Filed under: Uncategorized | Tags: (The Girl with the Dragon Tattoo), daniel craig, Män som hatar kvinnor, Michael Niqvist, Noomi Rapace, Stieg Larsson, The Girl who kicked the hornet's nest, The girl who played with fire
In true Bergmanesque fashion this languid Swedish gem of a movie starts slowly and gradually speeds up to walking pace. But let that not put you off. It’s an understated little gem of a thriller that gradually unfolds with a complex and multilayered story that is packed full of repressed sexual abuse messages.
At its core a political activist and writer (Michael Niqvist playing Michael Blomqvist) is hired by an industrialist to solve the 40 year old mystery around the disappearance of a slightly loopy teenage girl. Running simultaneously is the back story of a young super hacker (Lisbeth played by Noomi Rapace). Although a lesbian she gradually falls for, 30 years her senior, Blomqvist.
Everything about this movie is subtle, even the fact that at no point in the movie is there any reference to its title, other than in one beautifully shot scene and even then it’s almost incidental. The chemistry between Lisbeth and Blomqvist is so delicate you think it will shatter at any second, instead it grows millimetre by millimetre into a great double act. For that one has to applaud director Neils Adren Oplev whose work is unfamiliar to me.
It’s to be released next year as a Holywood remake with Daniel Craig replacing Blomqvist in the male lead role but bravely, the studio has stuck with the beguiling Rapace in the title role and =as it’s to be irected by Michael Fincher we can expect good things because at the core lies a brilliant story that has been brilliantly written. (in fact in many ways this movie reminded me – albeit in a much lower key way – of Se7en.)

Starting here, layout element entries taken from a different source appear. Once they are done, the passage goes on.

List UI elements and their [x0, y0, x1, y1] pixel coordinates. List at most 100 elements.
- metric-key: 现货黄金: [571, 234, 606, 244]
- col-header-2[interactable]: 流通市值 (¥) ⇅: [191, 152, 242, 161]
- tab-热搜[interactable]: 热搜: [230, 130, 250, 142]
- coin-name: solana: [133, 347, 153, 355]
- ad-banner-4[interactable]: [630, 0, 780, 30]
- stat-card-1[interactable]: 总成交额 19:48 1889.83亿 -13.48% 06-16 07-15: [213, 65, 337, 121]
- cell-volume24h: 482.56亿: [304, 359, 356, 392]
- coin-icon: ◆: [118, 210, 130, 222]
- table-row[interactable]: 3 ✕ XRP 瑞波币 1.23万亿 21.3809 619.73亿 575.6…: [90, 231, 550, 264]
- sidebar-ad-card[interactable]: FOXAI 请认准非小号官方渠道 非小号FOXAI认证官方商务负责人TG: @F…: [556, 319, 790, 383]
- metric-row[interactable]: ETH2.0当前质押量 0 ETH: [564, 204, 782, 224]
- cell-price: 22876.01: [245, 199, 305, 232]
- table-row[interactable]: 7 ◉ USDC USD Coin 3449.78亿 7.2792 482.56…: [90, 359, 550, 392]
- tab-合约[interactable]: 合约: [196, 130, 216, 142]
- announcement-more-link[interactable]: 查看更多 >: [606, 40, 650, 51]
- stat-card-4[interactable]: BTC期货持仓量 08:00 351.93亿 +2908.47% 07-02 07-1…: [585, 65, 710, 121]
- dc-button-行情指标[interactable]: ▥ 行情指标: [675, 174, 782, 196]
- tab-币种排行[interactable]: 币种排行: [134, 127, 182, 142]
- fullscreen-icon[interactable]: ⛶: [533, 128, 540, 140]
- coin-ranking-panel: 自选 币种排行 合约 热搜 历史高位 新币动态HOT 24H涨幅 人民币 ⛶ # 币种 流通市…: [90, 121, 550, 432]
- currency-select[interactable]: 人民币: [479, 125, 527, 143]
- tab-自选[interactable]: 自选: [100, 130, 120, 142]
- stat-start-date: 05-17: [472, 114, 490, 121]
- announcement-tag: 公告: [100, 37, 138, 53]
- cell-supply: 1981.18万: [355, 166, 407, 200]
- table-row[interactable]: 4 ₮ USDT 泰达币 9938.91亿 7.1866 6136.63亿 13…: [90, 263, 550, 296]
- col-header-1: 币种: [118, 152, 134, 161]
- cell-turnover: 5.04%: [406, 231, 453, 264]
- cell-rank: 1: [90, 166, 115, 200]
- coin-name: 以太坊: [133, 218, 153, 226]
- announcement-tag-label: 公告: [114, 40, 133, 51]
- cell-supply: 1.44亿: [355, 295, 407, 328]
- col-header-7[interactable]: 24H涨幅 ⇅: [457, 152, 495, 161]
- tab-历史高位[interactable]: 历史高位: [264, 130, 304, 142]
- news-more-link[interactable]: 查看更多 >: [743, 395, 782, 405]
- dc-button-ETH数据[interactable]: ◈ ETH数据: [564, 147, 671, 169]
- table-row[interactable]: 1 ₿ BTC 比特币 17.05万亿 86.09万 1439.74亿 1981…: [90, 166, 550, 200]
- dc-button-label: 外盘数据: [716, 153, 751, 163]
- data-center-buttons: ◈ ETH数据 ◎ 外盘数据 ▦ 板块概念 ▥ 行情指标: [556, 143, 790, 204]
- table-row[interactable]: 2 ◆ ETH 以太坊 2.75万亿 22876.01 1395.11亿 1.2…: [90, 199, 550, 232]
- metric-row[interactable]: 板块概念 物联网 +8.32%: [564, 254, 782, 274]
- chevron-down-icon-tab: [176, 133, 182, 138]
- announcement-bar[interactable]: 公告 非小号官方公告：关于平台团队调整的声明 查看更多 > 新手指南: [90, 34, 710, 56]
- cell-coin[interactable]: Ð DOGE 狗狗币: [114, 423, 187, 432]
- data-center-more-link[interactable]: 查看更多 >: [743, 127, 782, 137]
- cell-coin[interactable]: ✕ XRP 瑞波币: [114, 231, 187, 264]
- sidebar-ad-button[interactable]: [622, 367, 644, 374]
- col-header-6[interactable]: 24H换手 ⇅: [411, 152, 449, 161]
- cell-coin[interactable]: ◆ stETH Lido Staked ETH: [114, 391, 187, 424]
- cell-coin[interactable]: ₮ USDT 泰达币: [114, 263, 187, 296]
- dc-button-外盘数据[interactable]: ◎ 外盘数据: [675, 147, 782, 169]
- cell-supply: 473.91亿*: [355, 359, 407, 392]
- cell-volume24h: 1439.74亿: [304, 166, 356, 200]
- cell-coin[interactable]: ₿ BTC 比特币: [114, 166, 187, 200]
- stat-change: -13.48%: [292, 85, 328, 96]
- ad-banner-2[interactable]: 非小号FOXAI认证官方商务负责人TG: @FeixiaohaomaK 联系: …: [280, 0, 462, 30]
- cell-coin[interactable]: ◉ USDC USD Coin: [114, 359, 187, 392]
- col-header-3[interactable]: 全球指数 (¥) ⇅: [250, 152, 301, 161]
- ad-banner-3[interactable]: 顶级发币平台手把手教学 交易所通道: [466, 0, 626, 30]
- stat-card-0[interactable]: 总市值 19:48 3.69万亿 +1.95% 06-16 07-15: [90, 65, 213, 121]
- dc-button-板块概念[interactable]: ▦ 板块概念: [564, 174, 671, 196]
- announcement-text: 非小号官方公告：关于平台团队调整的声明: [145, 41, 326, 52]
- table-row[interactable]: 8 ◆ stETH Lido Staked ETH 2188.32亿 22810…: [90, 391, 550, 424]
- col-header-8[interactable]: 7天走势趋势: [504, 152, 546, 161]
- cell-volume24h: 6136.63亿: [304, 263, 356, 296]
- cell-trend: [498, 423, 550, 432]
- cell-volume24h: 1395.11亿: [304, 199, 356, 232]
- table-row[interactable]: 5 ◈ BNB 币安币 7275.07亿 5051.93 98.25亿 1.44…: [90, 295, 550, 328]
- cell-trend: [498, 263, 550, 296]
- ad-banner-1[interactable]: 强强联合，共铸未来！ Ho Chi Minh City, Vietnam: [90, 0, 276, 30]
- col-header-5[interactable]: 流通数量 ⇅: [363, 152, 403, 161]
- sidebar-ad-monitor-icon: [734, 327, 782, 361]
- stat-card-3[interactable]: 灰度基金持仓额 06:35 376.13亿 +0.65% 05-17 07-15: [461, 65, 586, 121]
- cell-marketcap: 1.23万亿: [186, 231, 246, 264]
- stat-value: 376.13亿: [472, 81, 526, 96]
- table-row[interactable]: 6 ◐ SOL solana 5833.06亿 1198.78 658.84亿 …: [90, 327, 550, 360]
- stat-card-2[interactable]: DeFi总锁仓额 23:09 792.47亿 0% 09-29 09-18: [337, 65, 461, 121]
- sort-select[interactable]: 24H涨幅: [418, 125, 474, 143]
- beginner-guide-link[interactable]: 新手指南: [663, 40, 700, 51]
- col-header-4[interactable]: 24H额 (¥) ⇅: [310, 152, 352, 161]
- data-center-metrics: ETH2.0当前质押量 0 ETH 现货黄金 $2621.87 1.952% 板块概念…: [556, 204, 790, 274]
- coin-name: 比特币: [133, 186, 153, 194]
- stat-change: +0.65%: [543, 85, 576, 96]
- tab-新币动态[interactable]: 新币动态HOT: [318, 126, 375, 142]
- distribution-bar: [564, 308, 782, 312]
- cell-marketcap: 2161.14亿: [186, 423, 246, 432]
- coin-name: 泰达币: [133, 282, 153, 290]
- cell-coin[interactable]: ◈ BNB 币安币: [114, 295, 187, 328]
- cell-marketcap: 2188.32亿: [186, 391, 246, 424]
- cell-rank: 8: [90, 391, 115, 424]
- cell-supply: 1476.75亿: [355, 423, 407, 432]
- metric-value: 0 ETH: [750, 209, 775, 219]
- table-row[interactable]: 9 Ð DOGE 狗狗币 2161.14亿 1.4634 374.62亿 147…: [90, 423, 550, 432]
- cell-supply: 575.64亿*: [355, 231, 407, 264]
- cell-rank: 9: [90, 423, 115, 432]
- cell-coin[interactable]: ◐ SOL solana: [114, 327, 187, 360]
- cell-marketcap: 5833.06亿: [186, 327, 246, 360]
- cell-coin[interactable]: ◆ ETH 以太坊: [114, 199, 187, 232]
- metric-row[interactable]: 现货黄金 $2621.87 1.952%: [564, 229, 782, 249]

It centres around abuse of all kinds, fundamentally sexual, but also racial and religious all wrapped together in a neat package that carries a strong moral and emotional punch and the good news is that the other two books in this series have also been filmed by the same team and are due for release BEFORE Hollywood enters the fray.
It’s out on DVD now but please choose to watch it the way it was intended. In Swedish with subtitles, not the coward’s way out (overdubbed in English).